As Lewis Carroll wrote in Alice in Wonderland, “If you don’t know where you are going, any road will get you there.” The challenge for leaders is that, while we often know where we’re going, it’s easy to get distracted. Two things are helpful to stay on track:
The big arrow. Every time you meet to discuss opportunities, address challenges, solve problems, or think through a particular decision, spend a few minutes revisiting the big arrow first. Start every strategy meeting with your big arrow. Remind yourself of the overarching priorities, direction, and boundaries of the company as a whole.
The big arrow sets the direction — and forms the boundaries — to answer the critical question: Where should we spend our time? And it serves as a decision making filter to assess the viability and productivity of each decision: Does this solution help us move forward in the overarching focus of the organization?
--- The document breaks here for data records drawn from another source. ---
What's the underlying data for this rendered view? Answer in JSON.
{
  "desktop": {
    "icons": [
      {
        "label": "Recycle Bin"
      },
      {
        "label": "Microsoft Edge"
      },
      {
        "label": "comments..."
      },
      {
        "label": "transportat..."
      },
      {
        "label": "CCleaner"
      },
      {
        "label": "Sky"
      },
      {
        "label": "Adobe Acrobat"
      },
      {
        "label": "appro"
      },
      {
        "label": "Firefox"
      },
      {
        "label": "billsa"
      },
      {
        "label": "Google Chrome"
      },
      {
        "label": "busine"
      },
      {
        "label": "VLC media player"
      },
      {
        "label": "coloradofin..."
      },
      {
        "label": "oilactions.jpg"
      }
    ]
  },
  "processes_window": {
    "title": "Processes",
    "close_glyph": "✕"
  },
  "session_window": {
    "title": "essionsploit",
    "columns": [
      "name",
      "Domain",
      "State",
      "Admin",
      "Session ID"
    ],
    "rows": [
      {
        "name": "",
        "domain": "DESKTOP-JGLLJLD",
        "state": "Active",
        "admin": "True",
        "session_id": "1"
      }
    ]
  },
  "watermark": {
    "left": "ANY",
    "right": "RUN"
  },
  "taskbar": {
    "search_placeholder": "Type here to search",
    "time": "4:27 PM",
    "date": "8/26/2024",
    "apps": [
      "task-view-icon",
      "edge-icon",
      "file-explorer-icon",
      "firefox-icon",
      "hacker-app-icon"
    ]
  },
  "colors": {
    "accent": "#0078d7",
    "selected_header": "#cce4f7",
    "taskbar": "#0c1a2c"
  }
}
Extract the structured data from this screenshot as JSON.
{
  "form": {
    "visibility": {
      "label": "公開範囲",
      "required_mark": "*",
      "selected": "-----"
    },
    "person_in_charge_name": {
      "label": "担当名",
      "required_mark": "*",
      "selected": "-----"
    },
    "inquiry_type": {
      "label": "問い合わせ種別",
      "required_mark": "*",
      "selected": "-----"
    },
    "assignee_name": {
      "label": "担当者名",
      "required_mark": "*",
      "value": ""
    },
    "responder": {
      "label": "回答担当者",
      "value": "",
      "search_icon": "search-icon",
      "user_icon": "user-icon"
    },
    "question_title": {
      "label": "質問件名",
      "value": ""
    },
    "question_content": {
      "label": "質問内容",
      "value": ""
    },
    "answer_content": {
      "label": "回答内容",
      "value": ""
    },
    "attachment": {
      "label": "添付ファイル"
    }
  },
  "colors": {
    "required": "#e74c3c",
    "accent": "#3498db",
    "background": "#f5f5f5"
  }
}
Emotional courage. Making the hard, sometimes painful, decisions required to align your little arrows with the company’s big arrow is one of the most important jobs of a leader. It’s also the most emotionally challenging. Can you say no to that tempting opportunity – you know, the one that your customers will love and will clearly be profitable – if it doesn’t align with your big arrow? Can you give up something that’s clearly in your best interests — it might even increase your bonus at the end of the year – if it’s not in the best interests of the company?
This is hard, but that’s what leadership calls us to do. And , ultimately, is what will make everyone – you, your colleagues, and the company as a whole – most successful.